Бунташный век. Век XVII (Шукшин, Котошихин) - страница 140

Матрена привычно готовится творить заговор.

— Господи, господи, — вздохнула Алена. — И люблю его, и боюся. Страшный он.

— Будя тебе, глупая! Какой он страшный — казак и казак.

— Про што думает?.. Никогда не знала.

— Нечего и знать нам… — Матрена склонилась над Степаном, зашептала скороговоркой: — Заговариваю я свово ненаглядного дитятку Степана, над чашею брачною, над свежею водою, над платом венчальным, над свечою обручальною. — Провела несколько раз влажной ладонью по лбу Степана; тот пошевелился, но не проснулся. — Умываю я своего дитятку во чистое личико, утираю платом венчальным его уста сахарные, очи ясные, чело думное, ланиты красные… — Отерла платком лицо. Степан опять не проснулся.

— Погинет он, чует мое сердце, — с ужасом сказала Алена.

— Цыть! — строго сказала Матрена. — Освечаю свечою обручальною его становый кафтан, его шапку соболиную, его подпоясь узорчатую, его сапожки сафьяновые, его кудри русые, его лицо молодецкое, его поступь борзую…

Алена тихонько заплакала. Матрена глянула на нее, покачала головой и продолжала:

— Будь ты, мое дитятко, цел, невредим: от силы вражьей, от пищали, от стрел, от борца, от кулачнова бойца, от ратоборца, от дерева русскова и заморскова, от полена длиннова, недлиннова, четвертиннова, от бабьих зарок, от хитрой немочи, от железа, от уклада, от меди красной, зеленой, от серебра, от золота, от птичьева пера, от неверных людей: ногайских, немецких, мордвы, татар, башкирцев, калмык, бухарцев, турченинов, якутов, черемисов, вотяков, китайских людей.

Бойцам тебя не одолеть, ратым оружием не побивать, рогатиною и копьем не колоть, топором и бердышом не сечь, обухом тебя бить не убить, ножом не уязвить, старожилым людям в обман не вводить; молодым парням ничем не вредить, а быть тебе перед ними соколом, а им — дроздами.

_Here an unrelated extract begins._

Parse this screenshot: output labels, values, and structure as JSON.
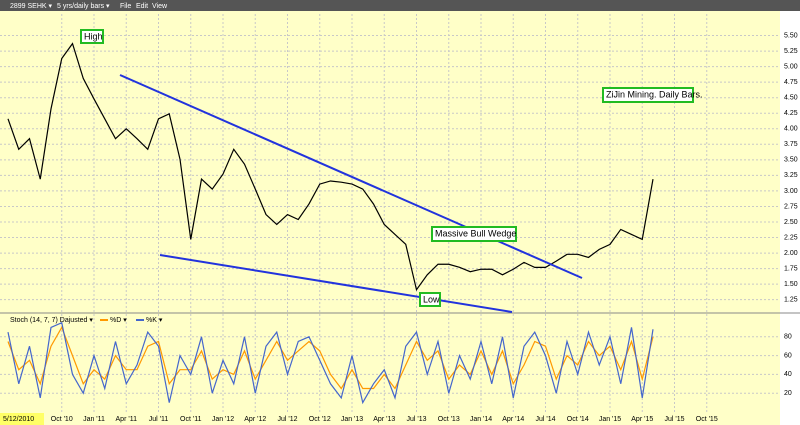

А будь ты, мое дитятко, моим словом крепким — в нощи и в полунощи, в часу и в получасье, в пути и дороженьке, во сне и наяву — сбережен от смерти напрасной, от горя, от беды, сохранен на воде от потопленья, укрыт в огне от сгоренья.

А придет час твой смертный, и ты вспомяни, мое дитятко, про нашу любовь ласковую, про наш хлеб-соль роскошный, обернись на родину славную, ударь ей челом седмерижды семь, распростись с родными и кровными, припади к сырой земле и засни сном сладким, непробудным.

Заговариваю я, раба, Степана Тимофеича, ратного человека, на войну идущего, этим моим крепким заговором. Чур, слову конец, моему делу венец.

Алена упала головой на подушку, завыла в голос:

— Ох, да не отдала б я его, не пустила б…

— Поплачь, поплачь, — посоветовала Матрена. — Зато легше будет. Шибко только не ори — пускай поспит.